Publicado 03/03/2026 10:02

AMP.- Israel reivindica bombardeios contra o gabinete do presidente e o Conselho Supremo de Segurança Nacional

Archivo - Arquivo - Um avião da Força Aérea de Israel (arquivo)
Israel Defense Forces / Xinhua News / ContactoPhot

Pezeshkian destaca que as autoridades continuam a trabalhar apesar das “circunstâncias especiais” causadas pela ofensiva MADRID 3 mar. (EUROPA PRESS) -

O Exército de Israel reivindicou nesta terça-feira os bombardeios contra o gabinete do presidente do Irã, Masud Pezeshkian, e o edifício do Conselho Supremo de Segurança Nacional na capital, Teerã, no âmbito da ofensiva surpresa lançada em 28 de fevereiro, juntamente com os Estados Unidos, contra o país asiático.

“As Forças de Defesa de Israel (FDI) atacaram a cúpula iraniana, a sede mais importante e central do regime”, afirmou em um comunicado, no qual ressaltou que a Força Aérea lançou “inúmeras munições” contra “o gabinete presidencial e o edifício do Conselho Supremo de Segurança Nacional”.

Assim, destacou que “os líderes e responsáveis pela segurança do regime terrorista se reuniam frequentemente no complexo, de onde realizavam, entre outras coisas, avaliações da situação sobre o programa nuclear iraniano e avançavam com planos para destruir o Estado de Israel”.
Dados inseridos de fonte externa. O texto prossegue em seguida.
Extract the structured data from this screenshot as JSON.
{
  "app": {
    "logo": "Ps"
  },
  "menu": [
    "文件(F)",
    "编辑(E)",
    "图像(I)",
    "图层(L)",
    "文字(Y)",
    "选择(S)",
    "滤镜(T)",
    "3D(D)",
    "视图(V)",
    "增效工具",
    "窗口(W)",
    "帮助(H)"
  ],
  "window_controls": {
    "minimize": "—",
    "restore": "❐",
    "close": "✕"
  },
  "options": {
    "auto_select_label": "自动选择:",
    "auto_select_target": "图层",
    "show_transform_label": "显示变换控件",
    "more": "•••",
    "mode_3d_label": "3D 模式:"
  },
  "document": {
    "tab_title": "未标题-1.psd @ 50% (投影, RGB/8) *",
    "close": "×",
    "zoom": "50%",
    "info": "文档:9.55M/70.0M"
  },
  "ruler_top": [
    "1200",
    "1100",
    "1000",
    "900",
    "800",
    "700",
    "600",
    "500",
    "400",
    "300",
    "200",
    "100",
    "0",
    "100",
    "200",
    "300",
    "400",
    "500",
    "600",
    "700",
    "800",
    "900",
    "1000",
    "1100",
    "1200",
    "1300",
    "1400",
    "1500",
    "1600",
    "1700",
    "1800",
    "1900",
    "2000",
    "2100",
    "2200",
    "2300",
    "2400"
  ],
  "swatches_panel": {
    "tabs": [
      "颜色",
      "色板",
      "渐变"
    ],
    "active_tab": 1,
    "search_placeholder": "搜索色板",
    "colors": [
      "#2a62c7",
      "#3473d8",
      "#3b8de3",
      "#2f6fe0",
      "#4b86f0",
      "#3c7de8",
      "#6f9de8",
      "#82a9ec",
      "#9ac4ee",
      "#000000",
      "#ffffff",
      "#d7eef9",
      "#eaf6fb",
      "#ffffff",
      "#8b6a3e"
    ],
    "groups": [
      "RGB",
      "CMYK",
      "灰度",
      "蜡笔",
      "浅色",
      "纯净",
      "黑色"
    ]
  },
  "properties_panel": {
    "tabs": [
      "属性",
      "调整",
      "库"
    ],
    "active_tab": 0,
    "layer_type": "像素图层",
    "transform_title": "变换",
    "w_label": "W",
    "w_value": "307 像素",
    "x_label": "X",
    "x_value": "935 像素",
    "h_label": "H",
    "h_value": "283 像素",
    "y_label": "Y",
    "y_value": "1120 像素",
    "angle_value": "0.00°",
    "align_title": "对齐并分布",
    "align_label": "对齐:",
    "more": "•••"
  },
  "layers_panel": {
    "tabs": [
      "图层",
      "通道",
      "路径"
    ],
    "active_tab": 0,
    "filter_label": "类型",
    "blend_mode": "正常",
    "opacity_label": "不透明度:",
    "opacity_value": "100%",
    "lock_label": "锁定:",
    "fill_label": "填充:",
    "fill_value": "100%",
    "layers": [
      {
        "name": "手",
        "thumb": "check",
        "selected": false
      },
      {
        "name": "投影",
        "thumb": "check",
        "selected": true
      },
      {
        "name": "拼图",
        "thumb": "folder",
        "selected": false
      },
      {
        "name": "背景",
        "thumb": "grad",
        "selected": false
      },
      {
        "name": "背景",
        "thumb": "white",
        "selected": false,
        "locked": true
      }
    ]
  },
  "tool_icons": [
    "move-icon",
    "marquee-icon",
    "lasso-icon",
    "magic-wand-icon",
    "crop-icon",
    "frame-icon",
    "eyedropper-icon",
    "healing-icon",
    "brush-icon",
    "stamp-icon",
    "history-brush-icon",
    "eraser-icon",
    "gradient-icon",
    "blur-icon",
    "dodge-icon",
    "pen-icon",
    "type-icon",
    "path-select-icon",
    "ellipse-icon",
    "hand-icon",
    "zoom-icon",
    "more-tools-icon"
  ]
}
O Exército israelense garantiu que essas instalações eram usadas pelo falecido líder supremo iraniano, o aiatolá Alí Jamenei, assassinado em 28 de fevereiro no início da campanha de bombardeios, e acrescentou que “abrigavam infraestruturas utilizadas para perpetrar ataques contra o Estado de Israel, bem como para dirigir e financiar seus aliados terroristas”.

“O complexo foi atacado após um longo processo de coleta de informações e investigação de inteligência por parte do Serviço de Inteligência Militar”, destacou, antes de argumentar que “era o quartel-general mais importante e central” do Irã. “O ataque agrava os danos à continuidade funcional dos sistemas de comando e controle do regime”, concluiu.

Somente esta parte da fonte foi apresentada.